A un presidente del Gobierno, al margen de las satisfacciones propias del cargo (al que siempre optan voluntariamente), le toca entrevistarse con algunos malvados. Parece que el lunes, en Nueva York, el presidente Rodríguez Zapatero puede entrevistarse con el rey Mohamed VI de Marruecos, que es un sátrapa para el que el respeto a los derechos humanos sólo rige si le viene bien. Y, como se sabe, no le viene nada bien que haya opositores y que las líneas marcadas por la ONU en el asunto del Sahara no sean de su divino agrado. Uno no sabe, de todos modos, si el presidente considera a Mohamed un malvado o los malvados son los inversores de Wall Street, con los que también se va a ver en el periplo americano. A estos, que ahora se llaman –con sus colegas de otros países- “los mercados” ya les ha lanzado el Gobierno algunos zurriagazos con justificaciones que van de la conspiración a la incomprensión de nuestras bondades.
Lo llamativo de nuestras relaciones con Marruecos en los últimos tiempos no es que sean difíciles (cómo no van a serlo con un vecino gobernado de la manera que éste es gobernado), ni que sea imposible controlar sus provocaciones, siempre subrayadas cuando al rey y los suyos les interesa en función de la demagogia interna), ni que se desplieguen desde asuntos políticos a comerciales, todos ellos intensos. Lo sorprendente es que, precisamente con Marruecos y no con otros países o instituciones del mundo, tenga el Gobierno una actitud tan apaciguadora que impide incluso un elemental discurso de principios sobre lo que deben ser las relaciones internacionales.
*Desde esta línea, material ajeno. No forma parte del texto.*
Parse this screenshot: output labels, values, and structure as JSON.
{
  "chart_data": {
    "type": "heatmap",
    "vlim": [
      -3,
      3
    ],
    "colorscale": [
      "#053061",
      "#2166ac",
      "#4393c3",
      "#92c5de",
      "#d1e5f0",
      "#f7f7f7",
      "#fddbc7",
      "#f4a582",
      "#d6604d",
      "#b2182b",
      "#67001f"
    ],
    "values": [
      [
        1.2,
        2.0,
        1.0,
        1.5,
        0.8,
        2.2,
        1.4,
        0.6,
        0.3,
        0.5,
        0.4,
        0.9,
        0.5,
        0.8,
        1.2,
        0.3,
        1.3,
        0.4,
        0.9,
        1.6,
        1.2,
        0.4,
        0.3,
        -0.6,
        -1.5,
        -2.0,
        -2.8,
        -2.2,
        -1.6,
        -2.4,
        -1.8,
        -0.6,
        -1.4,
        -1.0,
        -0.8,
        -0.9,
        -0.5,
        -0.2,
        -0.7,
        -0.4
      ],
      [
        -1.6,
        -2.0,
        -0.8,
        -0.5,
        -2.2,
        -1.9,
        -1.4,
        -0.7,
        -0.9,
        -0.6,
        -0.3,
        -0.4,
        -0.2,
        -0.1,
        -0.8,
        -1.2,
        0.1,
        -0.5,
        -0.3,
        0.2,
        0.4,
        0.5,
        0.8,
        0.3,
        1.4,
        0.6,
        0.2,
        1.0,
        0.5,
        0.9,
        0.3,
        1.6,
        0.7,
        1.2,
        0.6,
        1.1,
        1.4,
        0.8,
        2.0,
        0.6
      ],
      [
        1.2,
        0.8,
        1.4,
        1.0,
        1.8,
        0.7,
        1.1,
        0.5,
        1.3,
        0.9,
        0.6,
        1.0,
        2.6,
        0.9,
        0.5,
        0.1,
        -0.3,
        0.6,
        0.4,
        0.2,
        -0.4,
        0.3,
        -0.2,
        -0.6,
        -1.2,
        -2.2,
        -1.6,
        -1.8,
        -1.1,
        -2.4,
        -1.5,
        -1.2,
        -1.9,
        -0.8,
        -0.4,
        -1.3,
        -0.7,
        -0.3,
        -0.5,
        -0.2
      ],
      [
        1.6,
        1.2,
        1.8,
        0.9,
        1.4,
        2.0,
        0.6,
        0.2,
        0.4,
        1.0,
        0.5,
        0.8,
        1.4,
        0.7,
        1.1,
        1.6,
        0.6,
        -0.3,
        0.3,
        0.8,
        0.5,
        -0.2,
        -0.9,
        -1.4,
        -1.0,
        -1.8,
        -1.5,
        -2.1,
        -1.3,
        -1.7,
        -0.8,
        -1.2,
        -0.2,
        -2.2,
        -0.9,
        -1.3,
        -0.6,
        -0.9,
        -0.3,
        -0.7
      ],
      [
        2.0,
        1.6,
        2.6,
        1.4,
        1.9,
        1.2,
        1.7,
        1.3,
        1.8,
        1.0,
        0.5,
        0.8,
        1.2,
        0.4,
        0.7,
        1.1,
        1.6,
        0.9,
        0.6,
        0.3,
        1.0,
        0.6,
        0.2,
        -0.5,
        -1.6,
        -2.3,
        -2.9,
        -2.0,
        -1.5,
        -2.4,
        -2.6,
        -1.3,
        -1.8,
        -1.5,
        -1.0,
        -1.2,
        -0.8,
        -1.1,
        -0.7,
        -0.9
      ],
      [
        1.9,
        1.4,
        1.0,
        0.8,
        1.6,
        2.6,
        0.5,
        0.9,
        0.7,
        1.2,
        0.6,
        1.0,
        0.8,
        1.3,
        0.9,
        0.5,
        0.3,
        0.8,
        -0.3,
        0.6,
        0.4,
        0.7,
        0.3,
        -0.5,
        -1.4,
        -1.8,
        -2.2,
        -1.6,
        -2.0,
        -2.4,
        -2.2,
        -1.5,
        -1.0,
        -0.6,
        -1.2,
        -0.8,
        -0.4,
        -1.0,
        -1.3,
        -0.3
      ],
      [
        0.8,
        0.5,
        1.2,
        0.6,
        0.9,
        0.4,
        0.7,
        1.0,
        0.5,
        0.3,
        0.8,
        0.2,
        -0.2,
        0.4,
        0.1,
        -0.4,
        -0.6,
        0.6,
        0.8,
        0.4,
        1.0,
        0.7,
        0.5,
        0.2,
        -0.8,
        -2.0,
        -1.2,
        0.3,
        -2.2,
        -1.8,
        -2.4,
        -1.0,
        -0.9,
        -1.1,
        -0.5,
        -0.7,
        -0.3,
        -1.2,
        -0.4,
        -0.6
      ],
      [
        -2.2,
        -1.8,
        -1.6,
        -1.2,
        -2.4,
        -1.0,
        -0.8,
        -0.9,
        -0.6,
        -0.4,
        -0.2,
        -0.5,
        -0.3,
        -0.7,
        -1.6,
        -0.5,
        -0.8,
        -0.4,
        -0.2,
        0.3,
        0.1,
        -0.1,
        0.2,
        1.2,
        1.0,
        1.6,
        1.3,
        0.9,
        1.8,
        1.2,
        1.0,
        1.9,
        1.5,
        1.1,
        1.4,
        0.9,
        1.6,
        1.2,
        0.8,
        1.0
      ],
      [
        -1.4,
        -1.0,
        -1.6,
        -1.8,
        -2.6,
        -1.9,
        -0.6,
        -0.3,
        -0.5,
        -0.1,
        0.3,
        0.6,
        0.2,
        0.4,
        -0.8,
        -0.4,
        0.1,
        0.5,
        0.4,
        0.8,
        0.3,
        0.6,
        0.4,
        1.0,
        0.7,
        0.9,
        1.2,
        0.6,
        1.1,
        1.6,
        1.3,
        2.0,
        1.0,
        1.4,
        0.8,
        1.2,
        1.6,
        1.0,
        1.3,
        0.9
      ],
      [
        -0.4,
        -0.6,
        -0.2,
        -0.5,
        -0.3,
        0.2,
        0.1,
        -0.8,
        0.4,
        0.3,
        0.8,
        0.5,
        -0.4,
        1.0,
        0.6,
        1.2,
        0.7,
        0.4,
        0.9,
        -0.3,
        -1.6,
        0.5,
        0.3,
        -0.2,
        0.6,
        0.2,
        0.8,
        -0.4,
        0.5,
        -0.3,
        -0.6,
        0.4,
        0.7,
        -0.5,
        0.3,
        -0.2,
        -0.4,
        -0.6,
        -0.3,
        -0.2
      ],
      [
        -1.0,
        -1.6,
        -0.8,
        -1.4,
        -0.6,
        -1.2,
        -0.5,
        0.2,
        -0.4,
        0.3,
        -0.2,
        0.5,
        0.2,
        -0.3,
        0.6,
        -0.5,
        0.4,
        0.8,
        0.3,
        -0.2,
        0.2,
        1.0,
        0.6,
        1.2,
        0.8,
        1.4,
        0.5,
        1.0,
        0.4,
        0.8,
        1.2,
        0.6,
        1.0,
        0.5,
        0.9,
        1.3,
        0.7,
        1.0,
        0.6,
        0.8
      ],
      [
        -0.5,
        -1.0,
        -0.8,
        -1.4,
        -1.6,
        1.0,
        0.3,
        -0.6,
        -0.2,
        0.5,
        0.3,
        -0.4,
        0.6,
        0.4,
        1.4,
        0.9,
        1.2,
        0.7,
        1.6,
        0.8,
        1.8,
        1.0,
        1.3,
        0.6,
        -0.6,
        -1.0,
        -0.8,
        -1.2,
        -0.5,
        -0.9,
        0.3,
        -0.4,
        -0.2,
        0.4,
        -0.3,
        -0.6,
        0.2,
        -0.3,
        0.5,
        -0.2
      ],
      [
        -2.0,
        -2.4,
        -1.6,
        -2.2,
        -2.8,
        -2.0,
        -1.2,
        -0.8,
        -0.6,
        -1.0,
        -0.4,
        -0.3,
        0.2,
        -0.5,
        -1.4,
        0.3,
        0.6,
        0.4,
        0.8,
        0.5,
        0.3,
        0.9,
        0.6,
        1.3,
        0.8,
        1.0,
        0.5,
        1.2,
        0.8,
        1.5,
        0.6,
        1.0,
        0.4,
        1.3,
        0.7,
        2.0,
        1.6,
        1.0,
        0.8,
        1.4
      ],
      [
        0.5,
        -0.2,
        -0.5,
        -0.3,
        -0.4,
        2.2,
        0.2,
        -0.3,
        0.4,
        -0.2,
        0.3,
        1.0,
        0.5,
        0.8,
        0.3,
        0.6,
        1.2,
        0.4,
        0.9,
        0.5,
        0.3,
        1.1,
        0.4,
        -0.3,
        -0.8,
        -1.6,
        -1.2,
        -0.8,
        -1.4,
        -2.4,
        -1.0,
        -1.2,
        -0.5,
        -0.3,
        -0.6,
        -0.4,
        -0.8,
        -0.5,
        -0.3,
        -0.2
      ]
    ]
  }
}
Como utilizamos las palabras sin cuidado se dice ahora que una carta del primer ministro marroquí que es una amenaza al líder de la Oposición por visitar Melilla es algo “normal”. Podría ser frecuente o previsible pero lo normal se ajusta a normas y allí, en Marruecos, prima la arbitrariedad autoritaria. Y como, aunque sea previsible y frecuente, no es normal, hay que reaccionar. No se trata, como dicen los que se sienten más a gusto haciendo una caricatura del adversario, de declarar la guerra o estar todo el día a bofetadas renunciando a la diplomacia, pero sí basar esta en serias exigencias y contrapartidas.
El Gobierno, ante las provocaciones interesadas de Marruecos, no puede limitarse a dar por zanjada las cosas en cuanto se apagan un poco para incendiarse de nuevo. La diplomacia no está reñida con la firmeza y con las reacciones políticas y estas se echan de menos. Ojalá, para seguir en buena sintonía, el presidente Rodríguez Zapatero le deje las cosas claras a Mohamed y establezca cauces que no exijan un silencio arrodillado. Así quizá podamos olvidarnos de remedios impresentables como las “comisarías conjuntas” (¿comisarías conjuntas con una policía que no respeta los derechos ciudadanos?) y ese constante plegarse a las intenciones de Mohamed en contra de las directrices de la ONU (a la ONU van los dos el lunes) en el tema del Sahara, un asunto que no es uno más, sino el asunto territorial en el que tenemos responsabilidades concretas como antigua metrópoli. Así, además, y si se me permite la ironía, quizá los tiburones de Wall Street no le tomen la medida y le asusten con un bufido.